Several new reports suggested that Maj. Nidal Malik Hasan saw a deployment to Iraq as his "worst nightmare" and recounted how he had treated victims of combat-related stress and was upset about the war. He began having second thoughts about a military career a few years ago after other soldiers harassed him for being a Muslim.
Alluding to these reports Prof. Esposito pointed out that it apparently wasn't challenging enough to figure out an already complex puzzle:
(1) Why had this American-born psychiatrist, a serious, quiet, and reserved military officer, who joined the Army over his parents' initial objections in order to serve his country, made substantial efforts to get out of the military in recent years?
(2) What was the connection between reports that Hasan had been deeply affected by his work with veterans from the Iraq war and his refusal to accept the fact that he was to be deployed to Iraq?
(3) How serious and substantial were reports that post-9/11 harassment by colleagues over Hasan's Muslim name had contributed to his growing disaffection with and desire to get out of the military?
Did all of these factors push him over the edge psychologically or was his horrific act of mass murder more calculated? Instead, reports that Hasan was a practicing Muslim were seen as an immediate reason to focus on the "religious angle," Prof. Esposito lamented.

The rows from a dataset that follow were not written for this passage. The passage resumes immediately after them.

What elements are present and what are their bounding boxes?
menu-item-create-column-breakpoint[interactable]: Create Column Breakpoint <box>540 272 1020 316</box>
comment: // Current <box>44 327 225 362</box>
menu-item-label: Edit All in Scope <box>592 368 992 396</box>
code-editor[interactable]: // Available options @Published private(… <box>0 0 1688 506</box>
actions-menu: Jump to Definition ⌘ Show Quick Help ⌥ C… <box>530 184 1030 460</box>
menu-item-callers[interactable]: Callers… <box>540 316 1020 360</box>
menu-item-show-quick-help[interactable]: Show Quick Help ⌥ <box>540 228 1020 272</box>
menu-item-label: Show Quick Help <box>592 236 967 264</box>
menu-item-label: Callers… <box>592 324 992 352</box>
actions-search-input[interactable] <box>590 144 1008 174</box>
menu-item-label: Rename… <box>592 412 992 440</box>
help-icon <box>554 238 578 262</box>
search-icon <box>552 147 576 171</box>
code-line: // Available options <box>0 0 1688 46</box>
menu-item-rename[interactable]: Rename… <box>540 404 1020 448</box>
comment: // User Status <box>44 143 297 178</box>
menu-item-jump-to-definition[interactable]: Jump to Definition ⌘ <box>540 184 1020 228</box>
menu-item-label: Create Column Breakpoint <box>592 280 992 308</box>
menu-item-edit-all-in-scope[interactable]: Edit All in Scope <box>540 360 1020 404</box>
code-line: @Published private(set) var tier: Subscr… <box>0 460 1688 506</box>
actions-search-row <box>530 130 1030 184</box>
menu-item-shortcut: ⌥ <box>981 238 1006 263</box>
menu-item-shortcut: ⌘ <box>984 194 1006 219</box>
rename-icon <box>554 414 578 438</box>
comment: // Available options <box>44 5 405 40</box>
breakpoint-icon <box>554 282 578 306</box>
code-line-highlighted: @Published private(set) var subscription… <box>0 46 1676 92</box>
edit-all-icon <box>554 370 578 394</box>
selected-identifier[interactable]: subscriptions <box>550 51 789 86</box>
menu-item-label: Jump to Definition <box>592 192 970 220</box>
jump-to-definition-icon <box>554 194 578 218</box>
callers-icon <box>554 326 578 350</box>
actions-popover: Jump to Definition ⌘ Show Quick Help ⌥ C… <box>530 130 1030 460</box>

Susan Brooks Thistlethwaite, a senior fellow at the Center for American Progress, argues that trauma of war is contagious. "The stress of war damages beyond belief--years and years after serving in the military, troops can still be suffering from post-traumatic stress disorder. But one thing we may not have sufficiently appreciated is this contagion. Witnesses to violence, those who work with people who have experienced war directly, also can become severely traumatized.
As our thoughts go out to Fort Hood today, let us really see war in its ever widening effects and really count the cost, she argued.